2015年7月 7日、 8日に2番草の調査を行いました。今年の5月中旬は1番草の刈り取りが順調に進む天候でしたが、その後は雨天と低温傾向が続いており、梅雨明けもやや遅れる見通しです。このため、1番草の刈り取りがやや遅れた草地では、その後の作業ができず刈り取りができないまま夏を迎えたところもいくつかあります。
今回の調査では、いくつかの例年にない状況が観察されました。
1.エゾノギシギシの大量発生と急速な成長
昨年の2番草でもギシギシの成長が目立つ草地がありましたが、今年のエゾノギシギシの成長は非常に急速で、1番草における調査では予想もできなかった状況になっており、エゾノギシギシの成長予測については今後の調査における反省点としたいと思っています。今年の気候がエゾノギシギシの成長に適していたという共通の要因が考えられますが、具体的には草地によってその原因は異なっているようです。
今回エゾノギシギシが繁茂した草地の場合、①オーチャードグラスの株化が激しく、株間の空間でエゾノギシギシが発芽し、1番草、2番草で牧草に被圧されることもなく成長した、②イタリアンライグラス主体草地で冬-春にイノシシが侵入し、土壌を掘った箇所でエゾノギシギシ種子が発芽し、伸長した、③更新草地でイタドリが萌芽して勢力を拡げてきたため除草剤散布をしたが、牧草の定着が悪いためにイタドリ地上部が枯死した裸地を覆うことができず、発芽したエゾノギシギシが急速に成長した、などの原因が考えられました。
裸地を造らない草地管理が基本的な対策ではありますが、2番刈り後、エゾノギシギシが地面に葉を拡げてくる機会をねらって対策を検討してください。

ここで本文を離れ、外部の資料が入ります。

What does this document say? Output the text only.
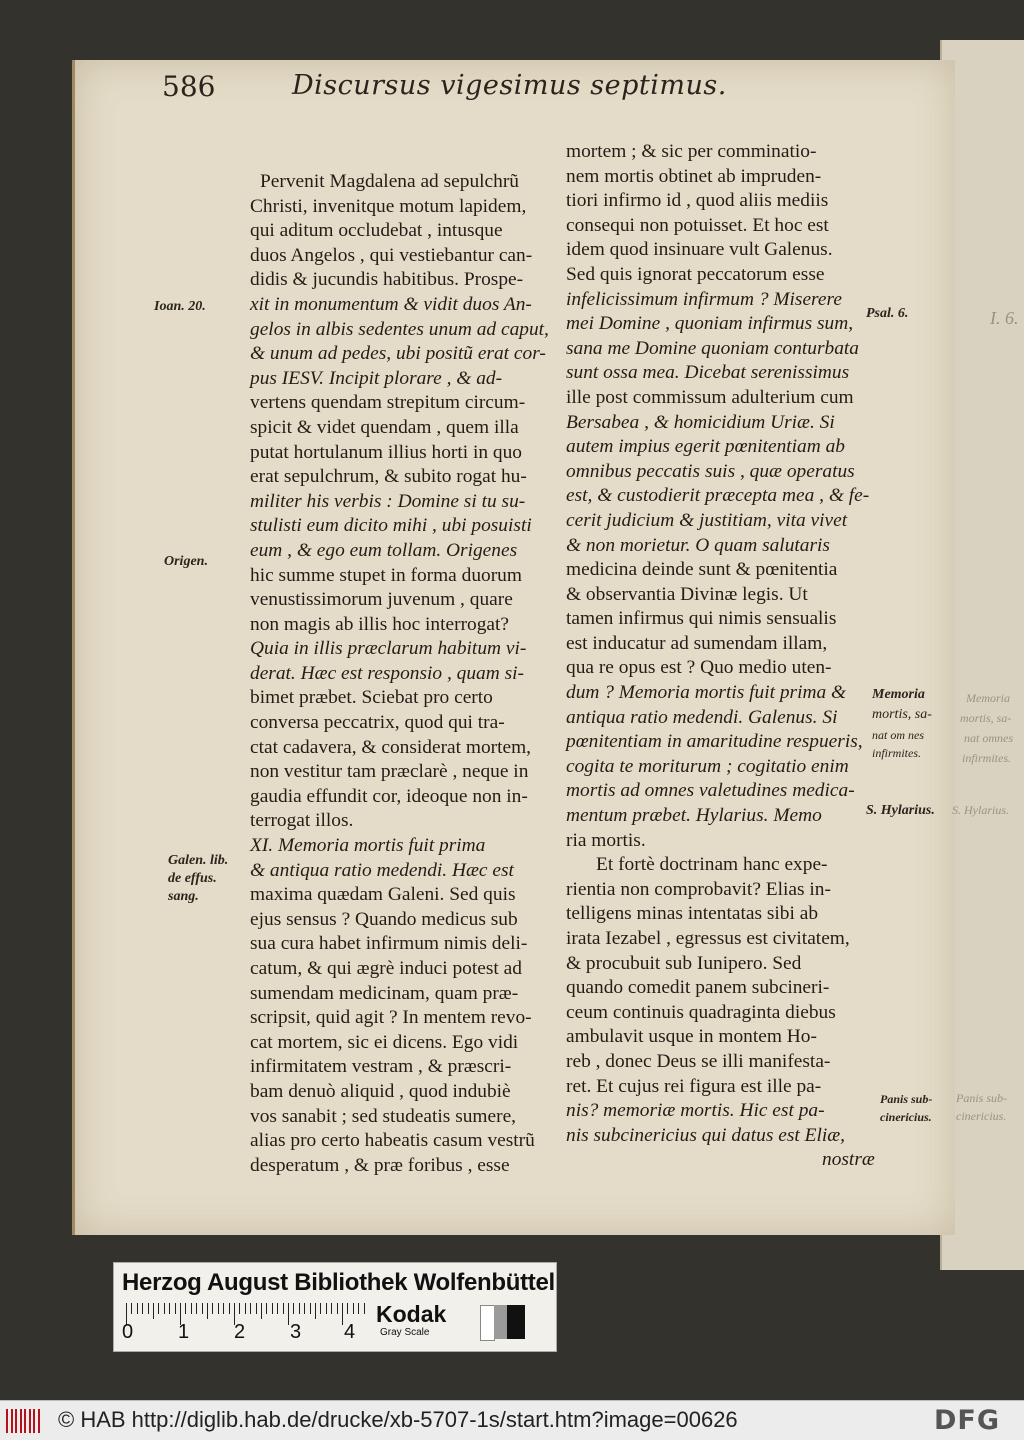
586	Discursus vigesimus septimus.
Pervenit Magdalena ad sepulchrũ
Christi, invenitque motum lapidem,
qui aditum occludebat , intusque
duos Angelos , qui vestiebantur can-
didis & jucundis habitibus. Prospe-
xit in monumentum & vidit duos An-
gelos in albis sedentes unum ad caput,
& unum ad pedes, ubi positũ erat cor-
pus IESV. Incipit plorare , & ad-
vertens quendam strepitum circum-
spicit & videt quendam , quem illa
putat hortulanum illius horti in quo
erat sepulchrum, & subito rogat hu-
militer his verbis : Domine si tu su-
stulisti eum dicito mihi , ubi posuisti
eum , & ego eum tollam. Origenes
hic summe stupet in forma duorum
venustissimorum juvenum , quare
non magis ab illis hoc interrogat?
Quia in illis præclarum habitum vi-
derat. Hæc est responsio , quam si-
bimet præbet. Sciebat pro certo
conversa peccatrix, quod qui tra-
ctat cadavera, & considerat mortem,
non vestitur tam præclarè , neque in
gaudia effundit cor, ideoque non in-
terrogat illos.
XI. Memoria mortis fuit prima
& antiqua ratio medendi. Hæc est
maxima quædam Galeni. Sed quis
ejus sensus ? Quando medicus sub
sua cura habet infirmum nimis deli-
catum, & qui ægrè induci potest ad
sumendam medicinam, quam præ-
scripsit, quid agit ? In mentem revo-
cat mortem, sic ei dicens. Ego vidi
infirmitatem vestram , & præscri-
bam denuò aliquid , quod indubiè
vos sanabit ; sed studeatis sumere,
alias pro certo habeatis casum vestrũ
desperatum , & præ foribus , esse
mortem ; & sic per comminatio-
nem mortis obtinet ab impruden-
tiori infirmo id , quod aliis mediis
consequi non potuisset. Et hoc est
idem quod insinuare vult Galenus.
Sed quis ignorat peccatorum esse
infelicissimum infirmum ? Miserere
mei Domine , quoniam infirmus sum,
sana me Domine quoniam conturbata
sunt ossa mea. Dicebat serenissimus
ille post commissum adulterium cum
Bersabea , & homicidium Uriæ. Si
autem impius egerit pœnitentiam ab
omnibus peccatis suis , quæ operatus
est, & custodierit præcepta mea , & fe-
cerit judicium & justitiam, vita vivet
& non morietur. O quam salutaris
medicina deinde sunt & pœnitentia
& observantia Divinæ legis. Ut
tamen infirmus qui nimis sensualis
est inducatur ad sumendam illam,
qua re opus est ? Quo medio uten-
dum ? Memoria mortis fuit prima &
antiqua ratio medendi. Galenus. Si
pœnitentiam in amaritudine respueris,
cogita te moriturum ; cogitatio enim
mortis ad omnes valetudines medica-
mentum præbet. Hylarius. Memo
ria mortis.
Et fortè doctrinam hanc expe-
rientia non comprobavit? Elias in-
telligens minas intentatas sibi ab
irata Iezabel , egressus est civitatem,
& procubuit sub Iunipero. Sed
quando comedit panem subcineri-
ceum continuis quadraginta diebus
ambulavit usque in montem Ho-
reb , donec Deus se illi manifesta-
ret. Et cujus rei figura est ille pa-
nis? memoriæ mortis. Hic est pa-
nis subcinericius qui datus est Eliæ,
nostræ
Ioan. 20.
Origen.
Galen. lib.
de effus.
sang.
Psal. 6.
Memoria
mortis, sa-
nat om nes
infirmites.
S. Hylarius.
Panis sub-
cinericius.
I. 6.
Memoria
mortis, sa-
nat omnes
infirmites.
S. Hylarius.
Panis sub-
cinericius.
Herzog August Bibliothek Wolfenbüttel
0 1 2 3 4
Kodak
Gray Scale
© HAB http://diglib.hab.de/drucke/xb-5707-1s/start.htm?image=00626	DFG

2.イタリアンライグラスの倒伏-2番草の倒伏を避けるために1番刈り後の追肥を節約
長雨で成育の良いイタリアンライグラスが倒伏した草地がいくつかあります。1番草の刈り取りが早く、刈り取り後に追肥をきちんとやった草地ほど倒伏程度が大きいように思われます。イタリアライグラスが倒伏すると、刈り取りロスが大量に発生しますし、飼料としての価値も落ちてしまいます。特に今年のように梅雨明けが遅くなる可能性がある場合には被害が大きくなりそうです。

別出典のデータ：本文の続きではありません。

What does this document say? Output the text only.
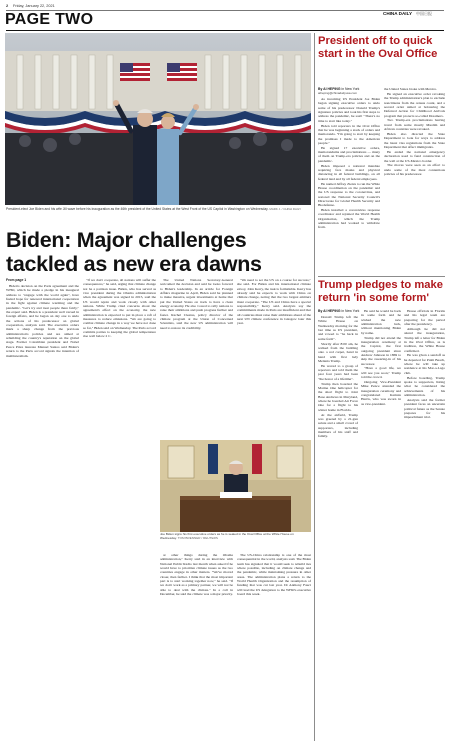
2 Friday, January 22, 2021
CHINA DAILY 中国日报
PAGE TWO
President-elect Joe Biden and his wife Jill wave before his inauguration as the 46th president of the United States at the West Front of the US Capitol in Washington on Wednesday. MARK J. / CHINA DAILY
Biden: Major challenges tackled as new era dawns
From page 1

Biden's decision on the Paris agreement and the WHO, which he made a pledge in his inaugural address to "engage with the world again", have fueled hope for renewed international cooperation in the fight against climate warming and the pandemic. "Let's try and treat people there fairly," the expert said. Biden is a president well versed in foreign affairs, and he began on day one to undo the actions of his predecessor on global cooperation, analysts said. The executive orders mark a sharp change from the previous administration's policies and are aimed at rebuilding the country's reputation on the global stage. Former Colombian president and Nobel Peace Prize laureate Manuel Santos said Biden's return to the Paris accord signals the intention of multilateralism.

"If we don't cooperate, all nations will suffer the consequences," he said, urging that climate change not be a partisan issue. Biden, who has served as vice president during the Obama administration when the agreement was signed in 2015, said the US would rejoin and work closely with other nations. While Trump cited concerns about the agreement's effect on the economy, the new administration is expected to put in place a raft of measures to reduce emissions. "We are going to combat climate change in a way we have not done so far," Biden said on Wednesday. The Paris accord commits parties to keeping the global temperature rise well below 2 C.

The United Nations Secretary-General welcomed the decision and said he looks forward to Biden's leadership. In an article for Foreign Affairs magazine in April, Biden said he planned to make massive, urgent investments at home that put the United States on track to have a clean energy economy. He also vowed to rally nations to raise their ambitions and push progress further and faster. Rachel Cleetus, policy director of the climate program at the Union of Concerned Scientists, said the new US administration will need to restore its credibility.

"We need to set the US on a course for success," she said. For Biden and his international climate envoy, John Kerry, the task is formidable. Kerry has already said he expects to work with China on climate change, noting that the two largest emitters must cooperate. "The US and China have a special responsibility," Kerry said. Analysts say the commitments made in Paris are insufficient and that all countries must raise their ambitions ahead of the next UN climate conference in Glasgow later this year.

President off to quick start in the Oval Office
By AI HEPING in New York
aiheping@chinadailyusa.com

As incoming US President Joe Biden began signing executive orders to undo some of his predecessor Donald Trump's signature policies and took his first steps to address the pandemic, he said: "There's no time to start like today."

Biden told reporters in the Oval Office that he was beginning a stack of orders and memoranda. "I'm going to start by keeping the promises I made to the American people."

He signed 17 executive orders, memorandums and proclamations — many of them on Trump-era policies and on the pandemic.

Biden imposed a national mandate requiring face masks and physical distancing in all federal buildings, on all federal land and by all federal employees.

He named Jeffrey Zients to run the White House coordination on the pandemic and the US response to the coronavirus, and restored the National Security Council's Directorate for Global Health Security and Biodefense.

Biden installed a coronavirus response coordinator and rejoined the World Health Organization, which the Trump administration had worked to withdraw from.

the United States broke with Mexico.

He signed an executive order revoking the Trump administration's plan to exclude noncitizens from the census count, and a second order aimed at bolstering the Deferred Action for Childhood Arrivals program that protects so-called Dreamers.

Two Trump-era proclamations barring travel from some mostly Muslim and African countries were revoked.

Biden also directed the State Department to look for ways to address the latest visa regulations from the State Department that affect immigrants.

He ended the national emergency declaration used to fund construction of the wall at the US-Mexico border.

The moves were seen as an effort to undo some of the most contentious policies of his predecessor.

Trump pledges to make return 'in some form'
By AI HEPING in New York

Donald Trump left the White House on Wednesday morning for the last time as US president, and vowed to "be back in some form".

Shortly after 8:00 am, he walked from the building onto a red carpet, hand in hand with first lady Melania Trump.

He waved to a group of reporters and told them the past four years had been "the honor of a lifetime".

Trump then boarded the Marine One helicopter for the short flight to Joint Base Andrews in Maryland, where he boarded Air Force One for a flight to his winter home in Florida.

At the airfield, Trump was greeted by a 21-gun salute and a small crowd of supporters, including members of his staff and family.

He said he would be back in some form and he wished the new administration luck, without mentioning Biden by name.

Trump did not attend the inauguration ceremony at the Capitol, the first outgoing president since Andrew Johnson in 1869 to skip the swearing-in of his successor.

"Have a good life, we will see you soon," Trump told the crowd.

Outgoing Vice-President Mike Pence attended the inauguration ceremony and congratulated Kamala Harris, who was sworn in as vice-president.

House officials in Florida and his legal team are preparing for the period after the presidency.

Although he did not attend the inauguration, Trump left a letter for Biden in the Oval Office, as is tradition, the White House confirmed.

He was given a sendoff as he departed for Palm Beach, where he will take up residence at his Mar-a-Lago club.

Before boarding, Trump spoke to supporters, listing what he considered the achievements of his administration.

Analysts said the former president faces an uncertain political future as the Senate prepares for his impeachment trial.

Joe Biden signs his first executive orders as he is seated in the Oval Office at the White House on Wednesday. TOM BRENNER / REUTERS

at other things during the Obama administration," Kerry said in an interview with National Public Radio last month when asked if he would have to prioritize climate issues as the two countries engage in other matters. "We've moved closer, then farther. I think that the most important part is to start working together now," he said. "If we don't work as a primary partner, we will not be able to deal with the climate." In a call in December, he said the climate was a major priority.

The US-China relationship is one of the most consequential in the world, analysts said. The Biden team has signaled that it would seek to rebuild ties where possible, including on climate change and the pandemic, while maintaining pressure in other areas. The administration plans a return to the World Health Organization and the resumption of funding that was cut last year. Dr Anthony Fauci will lead the US delegation to the WHO's executive board this week.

イタリアンライグラスの倒伏を避けることはかなり困難ですが、1番刈り後の追肥を節約するのも一つの方法です。イタリアンライグラスが主体の草地になっている場合は、春肥をしっかり施して1番刈りの収量をあげるようにし、2番刈りは多収をあまり狙わずに追肥を少なくしてあまり茂りすぎないようにする方が結果的には収穫量は多くなる可能性があります。また、淡い緑色のイタリアンライグラスの方が濃い緑色のものより、牛の食い込みが良いという人もいます。
オーチャードグラス主体の草地でも倒伏が起こると病虫害の発生も見られるようになり、痛んだ株が夏枯れを起こす要因にもなります。九州では梅雨時期の高温多湿の条件で、倒伏が長引くと草地が痛む原因でもありますので、できるだけ倒伏を避ける管理法(施肥法)として、1番刈り後の肥料節約も有効だと考えています。

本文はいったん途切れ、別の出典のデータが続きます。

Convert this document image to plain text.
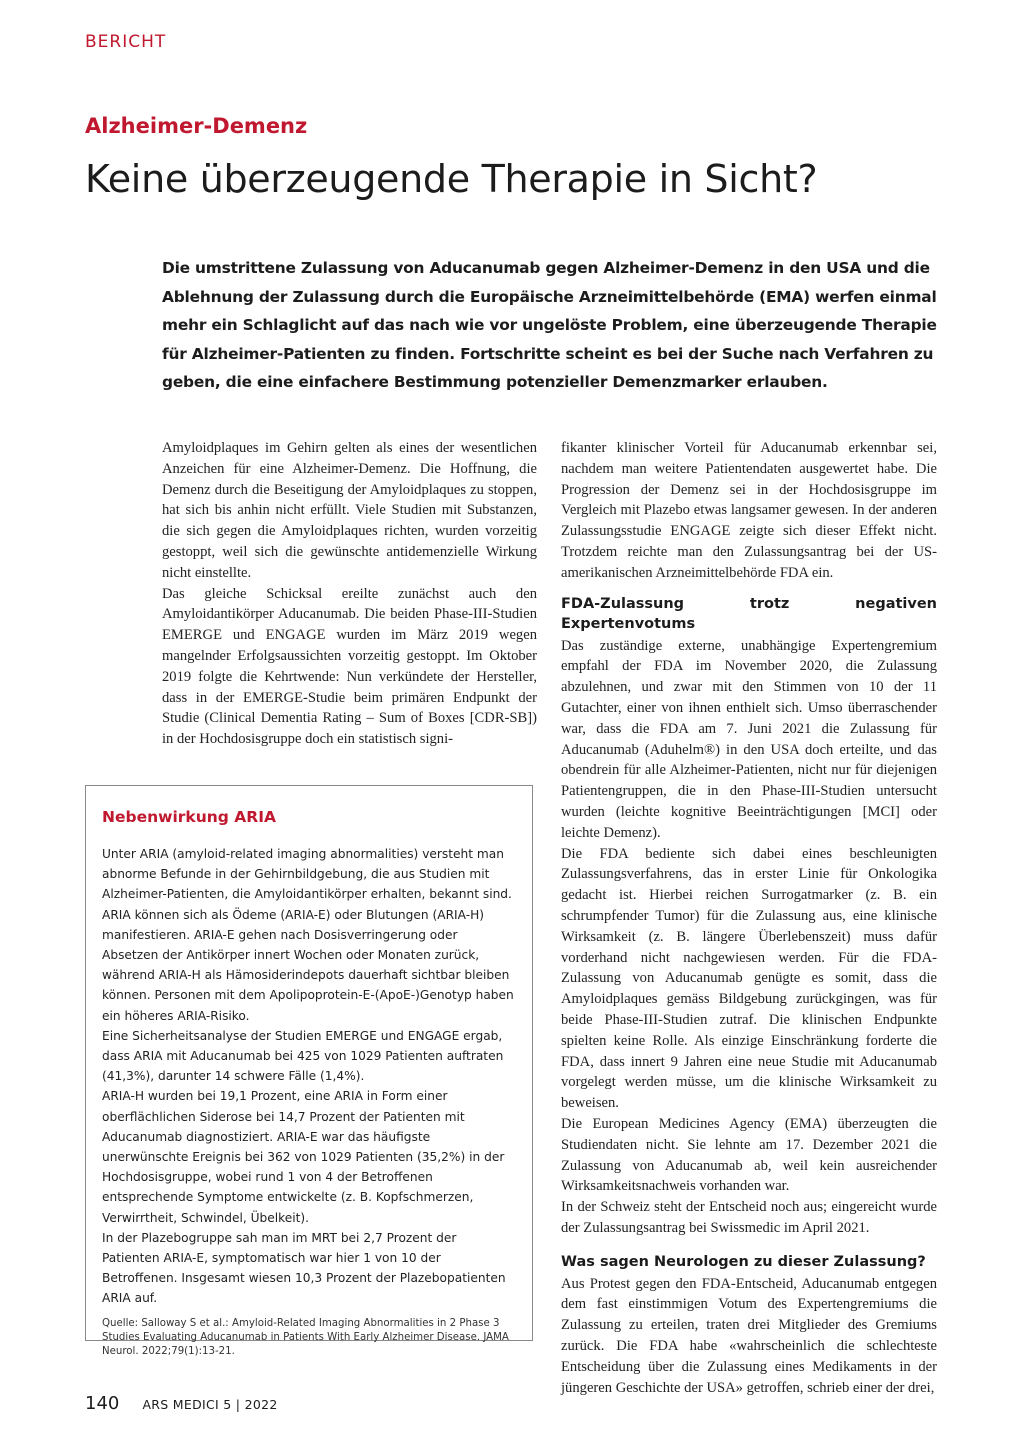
BERICHT
Alzheimer-Demenz
Keine überzeugende Therapie in Sicht?

Die umstrittene Zulassung von Aducanumab gegen Alzheimer-Demenz in den USA und die Ablehnung der Zulassung durch die Europäische Arzneimittelbehörde (EMA) werfen einmal mehr ein Schlaglicht auf das nach wie vor ungelöste Problem, eine überzeugende Therapie für Alzheimer-Patienten zu finden. Fortschritte scheint es bei der Suche nach Verfahren zu geben, die eine einfachere Bestimmung potenzieller Demenzmarker erlauben.

Amyloidplaques im Gehirn gelten als eines der wesentlichen Anzeichen für eine Alzheimer-Demenz. Die Hoffnung, die Demenz durch die Beseitigung der Amyloidplaques zu stoppen, hat sich bis anhin nicht erfüllt. Viele Studien mit Substanzen, die sich gegen die Amyloidplaques richten, wurden vorzeitig gestoppt, weil sich die gewünschte antidemenzielle Wirkung nicht einstellte.

Das gleiche Schicksal ereilte zunächst auch den Amyloidantikörper Aducanumab. Die beiden Phase-III-Studien EMERGE und ENGAGE wurden im März 2019 wegen mangelnder Erfolgsaussichten vorzeitig gestoppt. Im Oktober 2019 folgte die Kehrtwende: Nun verkündete der Hersteller, dass in der EMERGE-Studie beim primären Endpunkt der Studie (Clinical Dementia Rating – Sum of Boxes [CDR-SB]) in der Hochdosisgruppe doch ein statistisch signi-

fikanter klinischer Vorteil für Aducanumab erkennbar sei, nachdem man weitere Patientendaten ausgewertet habe. Die Progression der Demenz sei in der Hochdosisgruppe im Vergleich mit Plazebo etwas langsamer gewesen. In der anderen Zulassungsstudie ENGAGE zeigte sich dieser Effekt nicht. Trotzdem reichte man den Zulassungsantrag bei der US-amerikanischen Arzneimittelbehörde FDA ein.

FDA-Zulassung trotz negativen Expertenvotums

Das zuständige externe, unabhängige Expertengremium empfahl der FDA im November 2020, die Zulassung abzulehnen, und zwar mit den Stimmen von 10 der 11 Gutachter, einer von ihnen enthielt sich. Umso überraschender war, dass die FDA am 7. Juni 2021 die Zulassung für Aducanumab (Aduhelm®) in den USA doch erteilte, und das obendrein für alle Alzheimer-Patienten, nicht nur für diejenigen Patientengruppen, die in den Phase-III-Studien untersucht wurden (leichte kognitive Beeinträchtigungen [MCI] oder leichte Demenz).

Die FDA bediente sich dabei eines beschleunigten Zulassungsverfahrens, das in erster Linie für Onkologika gedacht ist. Hierbei reichen Surrogatmarker (z. B. ein schrumpfender Tumor) für die Zulassung aus, eine klinische Wirksamkeit (z. B. längere Überlebenszeit) muss dafür vorderhand nicht nachgewiesen werden. Für die FDA-Zulassung von Aducanumab genügte es somit, dass die Amyloidplaques gemäss Bildgebung zurückgingen, was für beide Phase-III-Studien zutraf. Die klinischen Endpunkte spielten keine Rolle. Als einzige Einschränkung forderte die FDA, dass innert 9 Jahren eine neue Studie mit Aducanumab vorgelegt werden müsse, um die klinische Wirksamkeit zu beweisen.

Die European Medicines Agency (EMA) überzeugten die Studiendaten nicht. Sie lehnte am 17. Dezember 2021 die Zulassung von Aducanumab ab, weil kein ausreichender Wirksamkeitsnachweis vorhanden war.

In der Schweiz steht der Entscheid noch aus; eingereicht wurde der Zulassungsantrag bei Swissmedic im April 2021.

Was sagen Neurologen zu dieser Zulassung?

Aus Protest gegen den FDA-Entscheid, Aducanumab entgegen dem fast einstimmigen Votum des Expertengremiums die Zulassung zu erteilen, traten drei Mitglieder des Gremiums zurück. Die FDA habe «wahrscheinlich die schlechteste Entscheidung über die Zulassung eines Medikaments in der jüngeren Geschichte der USA» getroffen, schrieb einer der drei,

Nebenwirkung ARIA

Unter ARIA (amyloid-related imaging abnormalities) versteht man abnorme Befunde in der Gehirnbildgebung, die aus Studien mit Alzheimer-Patienten, die Amyloidantikörper erhalten, bekannt sind. ARIA können sich als Ödeme (ARIA-E) oder Blutungen (ARIA-H) manifestieren. ARIA-E gehen nach Dosisverringerung oder Absetzen der Antikörper innert Wochen oder Monaten zurück, während ARIA-H als Hämosiderindepots dauerhaft sichtbar bleiben können. Personen mit dem Apolipoprotein-E-(ApoE-)Genotyp haben ein höheres ARIA-Risiko.

Eine Sicherheitsanalyse der Studien EMERGE und ENGAGE ergab, dass ARIA mit Aducanumab bei 425 von 1029 Patienten auftraten (41,3%), darunter 14 schwere Fälle (1,4%).

ARIA-H wurden bei 19,1 Prozent, eine ARIA in Form einer oberflächlichen Siderose bei 14,7 Prozent der Patienten mit Aducanumab diagnostiziert. ARIA-E war das häufigste unerwünschte Ereignis bei 362 von 1029 Patienten (35,2%) in der Hochdosisgruppe, wobei rund 1 von 4 der Betroffenen entsprechende Symptome entwickelte (z. B. Kopfschmerzen, Verwirrtheit, Schwindel, Übelkeit).

In der Plazebogruppe sah man im MRT bei 2,7 Prozent der Patienten ARIA-E, symptomatisch war hier 1 von 10 der Betroffenen. Insgesamt wiesen 10,3 Prozent der Plazebopatienten ARIA auf.

Quelle: Salloway S et al.: Amyloid-Related Imaging Abnormalities in 2 Phase 3 Studies Evaluating Aducanumab in Patients With Early Alzheimer Disease. JAMA Neurol. 2022;79(1):13-21.

140 ARS MEDICI 5 | 2022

3.オーチャードグラスの草種・品種の特性と関連すると思われる成育不良が見られる草地
更新直後あるいは数年以内の草地で、オーチャードグラス個体数の減少とトールフェスクの増加・優占化が進んでいるのが観察されます。また、オーチャードグラスの個体数は十分あるものの成育が悪く、茎葉の黄化、下葉の枯れ上がりが目立ちます。これは草地の環境要因特に土壌要因に対する草種間の適応性の違いによるものと考えています。
多くの草地で見られるオーチャードグラスのリン不足症状と思われる下葉先端からの黄化、枯れ上がり現象は草種あるいは用いた品種の酸性土壌あるいはアルミニウムに対する耐性が高くないことによる可能性があります。
一般にオーチャードグラスという草種の酸性土壌あるいはアルミニウム耐性はあまり高くないことが報告されています(例えば、Poozesh ら(2007)。また、久住・直入の草地でベルベットグラスが増加しているところがいくつかありますが、この原因としては、2番草の刈り取りが7月初旬以降になるとベルベットグラスが種子を落とすという刈り取り時期の要因もありますが、ベルベットグラスが酸性土壌あるいはアルミニウムに対する高い耐性もつ仕組みを備えていることも重要な要因になっていると考えられます(Chen, 2013)。
草地におけるベルベットグラスの増加、オーチャードグラスの衰退、トールフェスクの増加などが観察される場合には、土壌の酸性化を疑ってみる必要があるようです。